Voting model with selection—This covers any model where only certain people are allowed to vote. Sometimes selection is extraordinarily rigorous, however, it can still be very effective when it isn’t. As an example, Metafilter charges a $5 one-time only fee and that is sufficient to keep the quality high.
The main thing is to publish the list online in such a way that people have to click and go to a new page to see each element in the list.
It took me a moment to realize this isn’t about lists, but about ranking of subjective values for a group. Start with Arrow’s Theorem, and that’s even without the problem of mapping multidimensional values onto a single ordinal ranking.
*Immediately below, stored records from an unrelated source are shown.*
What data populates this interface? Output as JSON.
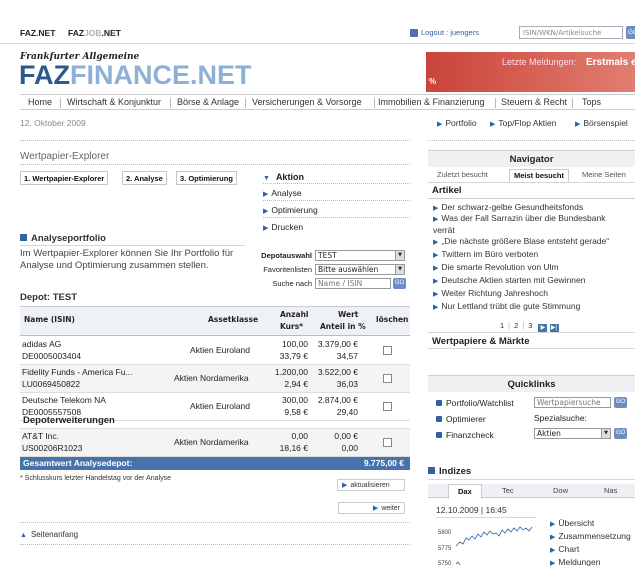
{
  "topbar": {
    "link1": "FAZ.NET",
    "link2_a": "FAZ",
    "link2_b": "JOB",
    "link2_c": ".NET",
    "logout": "Logout : juengers",
    "search_placeholder": "ISIN/WKN/Artikelsuche",
    "go": "GO"
  },
  "logo": {
    "small": "Frankfurter Allgemeine",
    "faz": "FAZ",
    "finance": "FINANCE.NET"
  },
  "ticker": {
    "label": "Letzte Meldungen:",
    "headline": "Erstmals ein",
    "percent": "%"
  },
  "nav": [
    "Home",
    "Wirtschaft & Konjunktur",
    "Börse & Anlage",
    "Versicherungen & Vorsorge",
    "Immobilien & Finanzierung",
    "Steuern & Recht",
    "Tops"
  ],
  "date": "12. Oktober 2009",
  "toplinks": [
    "Portfolio",
    "Top/Flop Aktien",
    "Börsenspiel"
  ],
  "explorer": {
    "title": "Wertpapier-Explorer",
    "tabs": [
      "1. Wertpapier-Explorer",
      "2. Analyse",
      "3. Optimierung"
    ],
    "aktion_title": "Aktion",
    "aktion_items": [
      "Analyse",
      "Optimierung",
      "Drucken"
    ]
  },
  "analyse": {
    "title": "Analyseportfolio",
    "text": "Im Wertpapier-Explorer können Sie Ihr Portfolio für Analyse und Optimierung zusammen stellen.",
    "depot_label": "Depotauswahl",
    "depot_value": "TEST",
    "fav_label": "Favoritenlisten",
    "fav_value": "Bitte auswählen",
    "search_label": "Suche nach",
    "search_placeholder": "Name / ISIN",
    "go": "GO"
  },
  "depot": {
    "title": "Depot: TEST",
    "headers": {
      "name": "Name (ISIN)",
      "asset": "Assetklasse",
      "anzahl1": "Anzahl",
      "anzahl2": "Kurs*",
      "wert1": "Wert",
      "wert2": "Anteil in %",
      "loeschen": "löschen"
    },
    "rows": [
      {
        "name": "adidas AG",
        "isin": "DE0005003404",
        "asset": "Aktien Euroland",
        "anzahl": "100,00",
        "kurs": "33,79 €",
        "wert": "3.379,00 €",
        "anteil": "34,57"
      },
      {
        "name": "Fidelity Funds - America Fu...",
        "isin": "LU0069450822",
        "asset": "Aktien Nordamerika",
        "anzahl": "1.200,00",
        "kurs": "2,94 €",
        "wert": "3.522,00 €",
        "anteil": "36,03"
      },
      {
        "name": "Deutsche Telekom NA",
        "isin": "DE0005557508",
        "asset": "Aktien Euroland",
        "anzahl": "300,00",
        "kurs": "9,58 €",
        "wert": "2.874,00 €",
        "anteil": "29,40"
      }
    ],
    "section": "Depoterweiterungen",
    "ext_row": {
      "name": "AT&T Inc.",
      "isin": "US00206R1023",
      "asset": "Aktien Nordamerika",
      "anzahl": "0,00",
      "kurs": "18,16 €",
      "wert": "0,00 €",
      "anteil": "0,00"
    },
    "total_label": "Gesamtwert Analysedepot:",
    "total_value": "9.775,00 €",
    "footnote": "* Schlusskurs letzter Handelstag vor der Analyse",
    "btn_update": "aktualisieren",
    "btn_next": "weiter",
    "top_link": "Seitenanfang"
  },
  "navigator": {
    "title": "Navigator",
    "tabs": [
      "Zuletzt besucht",
      "Meist besucht",
      "Meine Seiten"
    ],
    "section": "Artikel",
    "items": [
      "Der schwarz-gelbe Gesundheitsfonds",
      "Was der Fall Sarrazin über die Bundesbank verrät",
      "„Die nächste größere Blase entsteht gerade“",
      "Twittern im Büro verboten",
      "Die smarte Revolution von Ulm",
      "Deutsche Aktien starten mit Gewinnen",
      "Weiter Richtung Jahreshoch",
      "Nur Lettland trübt die gute Stimmung"
    ],
    "pages": [
      "1",
      "2",
      "3"
    ],
    "wpm": "Wertpapiere & Märkte"
  },
  "quicklinks": {
    "title": "Quicklinks",
    "items": [
      "Portfolio/Watchlist",
      "Optimierer",
      "Finanzcheck"
    ],
    "search_placeholder": "Wertpapiersuche",
    "spezial_label": "Spezialsuche:",
    "spezial_value": "Aktien",
    "go": "GO"
  },
  "indizes": {
    "title": "Indizes",
    "tabs": [
      "Dax",
      "Tec",
      "Dow",
      "Nas"
    ],
    "datetime": "12.10.2009 | 16:45",
    "links": [
      "Übersicht",
      "Zusammensetzung",
      "Chart",
      "Meldungen"
    ],
    "y_ticks": [
      "5800",
      "5775",
      "5750"
    ]
  },
  "colors": {
    "brand": "#2d5a8c",
    "accent": "#4773ad",
    "ticker": "#c9443a"
  }
}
number 3 is really just punting the problem to “how do you pick rules that your selectorate agrees on”. If you had this agreement, then #1 would have worked. Or perhaps #3 is just #2 with a veneer of voting—the rulemaker is really deciding.
Also, you left off at least one actual working method for real-world ranking: bidding and payment. This translates nebulous personal values into a common measurement (the bidding currency, which may not be money—it could be time or some other resource). To some extent, this is voting model with unequal weighting.
In prioritizing stories at work, we use negotiation and consensus rather than strict voting, with a fallback to authority when necessary (rarely).
There’s a ton of work done on the problem of governance (which this is, just disguised as the problem of list making).
Liquid Democracy, Futarchy, and Quadratic Voting are all examples of cool answers to the question: How can we get groups to make good decisions?
Do you have reason to think that readers here would generally select model 1 automatically? That wouldn’t have been my expectation.
(Model 1 and its variants 3 and 4 have a big advantage: they are easy to implement.)